Et peu après, j’ai reçu des menaces de mort. J’étais enceinte de mon deuxième enfant et j’ai eu très peur. »

– Avez-vous pensé à arrêter votre combat ?

🔴 Kiritaka : « Oui. Mais je me suis battue pour mes enfants. Je refuse que d’autres jeunes filles vivent ce que j’ai vécu. En septembre dernier, j’ai soumis un rapport à l’ONU dénonçant les violations des droits humains des maiko. Je prépare aussi une intervention pour le Comité des Droits de l’Enfant en 2026. »

– Avez-vous changé depuis votre témoignage ?

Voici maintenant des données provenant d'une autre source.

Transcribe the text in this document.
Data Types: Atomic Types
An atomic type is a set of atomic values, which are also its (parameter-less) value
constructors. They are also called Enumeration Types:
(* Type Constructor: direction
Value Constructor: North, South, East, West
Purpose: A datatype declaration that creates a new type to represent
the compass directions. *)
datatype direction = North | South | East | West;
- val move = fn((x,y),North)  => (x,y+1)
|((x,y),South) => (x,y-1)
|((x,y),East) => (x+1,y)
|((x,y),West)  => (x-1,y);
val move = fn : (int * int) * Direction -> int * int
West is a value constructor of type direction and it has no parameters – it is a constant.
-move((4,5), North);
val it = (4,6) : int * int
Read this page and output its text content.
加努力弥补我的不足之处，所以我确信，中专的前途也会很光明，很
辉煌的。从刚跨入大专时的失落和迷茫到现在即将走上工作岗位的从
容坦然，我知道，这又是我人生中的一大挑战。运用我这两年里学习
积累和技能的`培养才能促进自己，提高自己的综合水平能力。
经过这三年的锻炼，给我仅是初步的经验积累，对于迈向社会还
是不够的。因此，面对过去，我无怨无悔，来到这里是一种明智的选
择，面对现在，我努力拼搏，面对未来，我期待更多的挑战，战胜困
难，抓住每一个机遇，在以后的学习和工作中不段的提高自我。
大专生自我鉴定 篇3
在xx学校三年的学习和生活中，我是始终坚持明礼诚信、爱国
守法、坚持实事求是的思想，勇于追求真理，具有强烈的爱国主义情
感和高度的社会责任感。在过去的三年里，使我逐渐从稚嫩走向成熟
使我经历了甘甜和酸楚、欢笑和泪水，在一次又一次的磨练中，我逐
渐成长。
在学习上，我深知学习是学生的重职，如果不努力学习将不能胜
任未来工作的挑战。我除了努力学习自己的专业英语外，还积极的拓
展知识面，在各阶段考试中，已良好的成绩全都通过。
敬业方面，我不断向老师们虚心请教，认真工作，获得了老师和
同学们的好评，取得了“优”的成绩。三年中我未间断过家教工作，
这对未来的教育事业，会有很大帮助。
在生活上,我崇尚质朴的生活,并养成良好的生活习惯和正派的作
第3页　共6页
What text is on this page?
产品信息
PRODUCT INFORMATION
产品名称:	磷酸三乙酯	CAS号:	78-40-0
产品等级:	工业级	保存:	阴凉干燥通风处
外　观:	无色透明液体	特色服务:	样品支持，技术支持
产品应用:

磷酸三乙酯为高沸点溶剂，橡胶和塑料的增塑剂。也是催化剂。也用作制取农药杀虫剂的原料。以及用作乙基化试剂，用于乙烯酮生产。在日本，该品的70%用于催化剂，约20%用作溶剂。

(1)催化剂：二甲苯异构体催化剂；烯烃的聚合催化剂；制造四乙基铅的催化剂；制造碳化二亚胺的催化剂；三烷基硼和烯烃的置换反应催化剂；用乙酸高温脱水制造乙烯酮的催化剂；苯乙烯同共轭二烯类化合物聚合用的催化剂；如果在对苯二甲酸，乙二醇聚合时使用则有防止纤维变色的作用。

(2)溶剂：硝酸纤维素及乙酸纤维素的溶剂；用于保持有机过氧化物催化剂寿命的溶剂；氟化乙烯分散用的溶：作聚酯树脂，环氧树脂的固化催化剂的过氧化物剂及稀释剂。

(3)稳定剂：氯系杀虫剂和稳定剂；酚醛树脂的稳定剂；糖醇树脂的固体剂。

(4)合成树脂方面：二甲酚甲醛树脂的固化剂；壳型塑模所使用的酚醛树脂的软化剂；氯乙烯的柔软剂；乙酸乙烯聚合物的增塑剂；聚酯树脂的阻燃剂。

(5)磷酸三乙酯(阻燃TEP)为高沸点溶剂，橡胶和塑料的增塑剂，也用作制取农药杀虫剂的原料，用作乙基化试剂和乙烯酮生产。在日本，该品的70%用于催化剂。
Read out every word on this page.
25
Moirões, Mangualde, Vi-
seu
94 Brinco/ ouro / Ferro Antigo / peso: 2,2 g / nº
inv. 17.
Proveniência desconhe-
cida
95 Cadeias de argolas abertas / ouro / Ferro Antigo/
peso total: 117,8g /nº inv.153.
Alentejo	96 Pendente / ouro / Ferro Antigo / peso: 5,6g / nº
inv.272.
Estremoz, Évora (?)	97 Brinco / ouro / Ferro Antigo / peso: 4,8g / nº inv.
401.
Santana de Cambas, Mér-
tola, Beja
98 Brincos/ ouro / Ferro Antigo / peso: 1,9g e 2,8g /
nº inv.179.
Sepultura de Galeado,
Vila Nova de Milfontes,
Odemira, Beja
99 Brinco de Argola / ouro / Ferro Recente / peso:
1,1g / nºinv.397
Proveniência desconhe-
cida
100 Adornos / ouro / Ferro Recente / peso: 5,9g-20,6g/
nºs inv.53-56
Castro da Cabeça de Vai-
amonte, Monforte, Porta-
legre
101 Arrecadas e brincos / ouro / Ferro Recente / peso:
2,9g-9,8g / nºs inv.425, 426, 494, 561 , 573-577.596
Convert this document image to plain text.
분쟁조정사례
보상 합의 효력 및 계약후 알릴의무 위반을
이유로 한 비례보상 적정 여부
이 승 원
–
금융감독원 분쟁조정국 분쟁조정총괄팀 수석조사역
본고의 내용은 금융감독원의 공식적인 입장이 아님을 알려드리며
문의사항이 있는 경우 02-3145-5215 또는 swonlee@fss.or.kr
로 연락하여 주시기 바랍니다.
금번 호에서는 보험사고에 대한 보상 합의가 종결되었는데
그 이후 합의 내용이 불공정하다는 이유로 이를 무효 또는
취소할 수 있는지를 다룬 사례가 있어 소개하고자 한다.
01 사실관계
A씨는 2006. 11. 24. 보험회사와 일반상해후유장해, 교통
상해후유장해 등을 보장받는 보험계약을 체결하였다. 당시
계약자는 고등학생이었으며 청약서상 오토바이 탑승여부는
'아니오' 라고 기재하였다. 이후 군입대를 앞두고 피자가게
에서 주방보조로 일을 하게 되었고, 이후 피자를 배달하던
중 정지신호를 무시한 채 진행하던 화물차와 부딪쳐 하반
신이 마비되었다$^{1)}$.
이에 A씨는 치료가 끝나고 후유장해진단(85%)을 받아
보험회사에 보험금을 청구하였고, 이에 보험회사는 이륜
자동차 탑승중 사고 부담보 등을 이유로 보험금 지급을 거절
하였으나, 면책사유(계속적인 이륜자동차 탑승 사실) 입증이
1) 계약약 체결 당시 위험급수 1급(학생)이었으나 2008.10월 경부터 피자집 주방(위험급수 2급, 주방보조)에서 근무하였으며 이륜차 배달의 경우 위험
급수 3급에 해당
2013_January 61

🔴 Kiritaka : « Oui. Avant, je cachais mon passé et je me sentais seule. Les gens me disaient : « C’est formidable d’avoir été maiko ! », mais je ne pouvais pas leur raconter l’envers du décor. Ce silence était insupportable. Maintenant, je peux parler et on me dit « Tu n’as rien fait de mal. » Ma peur a disparu. »

– C’est la fin d’un cauchemar ?

🔴 Kiritaka : « Je fais encore des cauchemars, mais seulement deux fois par an.
Avant, on m’interdisait de porter autre chose qu’un style « jeune fille sage ».
Aujourd’hui, je porte ce que je veux, même des mini-jupes, qu’on me défendait avant.»

– Et maintenant ?

🔴 Kiritaka : « Je suis divorcée et mère célibataire. Avant, j’étais mariée à un homme 20 ans plus âgé, et j’acceptais de lui être soumise. Mais grâce au féminisme, j’ai appris que je méritais mieux.

Ma vie est mouvementée, mais je vais continuer à parler. En 1995, une ancienne maiko avait déjà dénoncé ces abus dans le livre « La révolte d’une maiko ». Aujourd’hui, je raconte mon histoire dans une bande dessinée (« Kyoto Hanamachi, l’Enfer sur Terre »). J’espère que d’autres témoins oseront parler. »

– Votre livre est-il en vente à Kyoto ?

🔴 Kiritaka : « Bien sûr que non ! (rires) Depuis mon témoignage, je n’ai pas mis un pied à Kyoto. Après mon premier post, plusieurs médias m’avaient invitée, puis ont annulé sous pression. Que mon livre ait pu voir le jour est déjà un miracle. »

🎤 Fin de l’interview.

Le manga de Kiritaka Kiyoha « Kyoto Hanamachi, l’Enfer sur Terre », dont le 1er tome est sorti le 30 janvier 2025

Nous ne manquerons pas de nous tenir informés -et de vous relayer- des futures actualités se rapportant au combat de Kiritaka Kiyoha.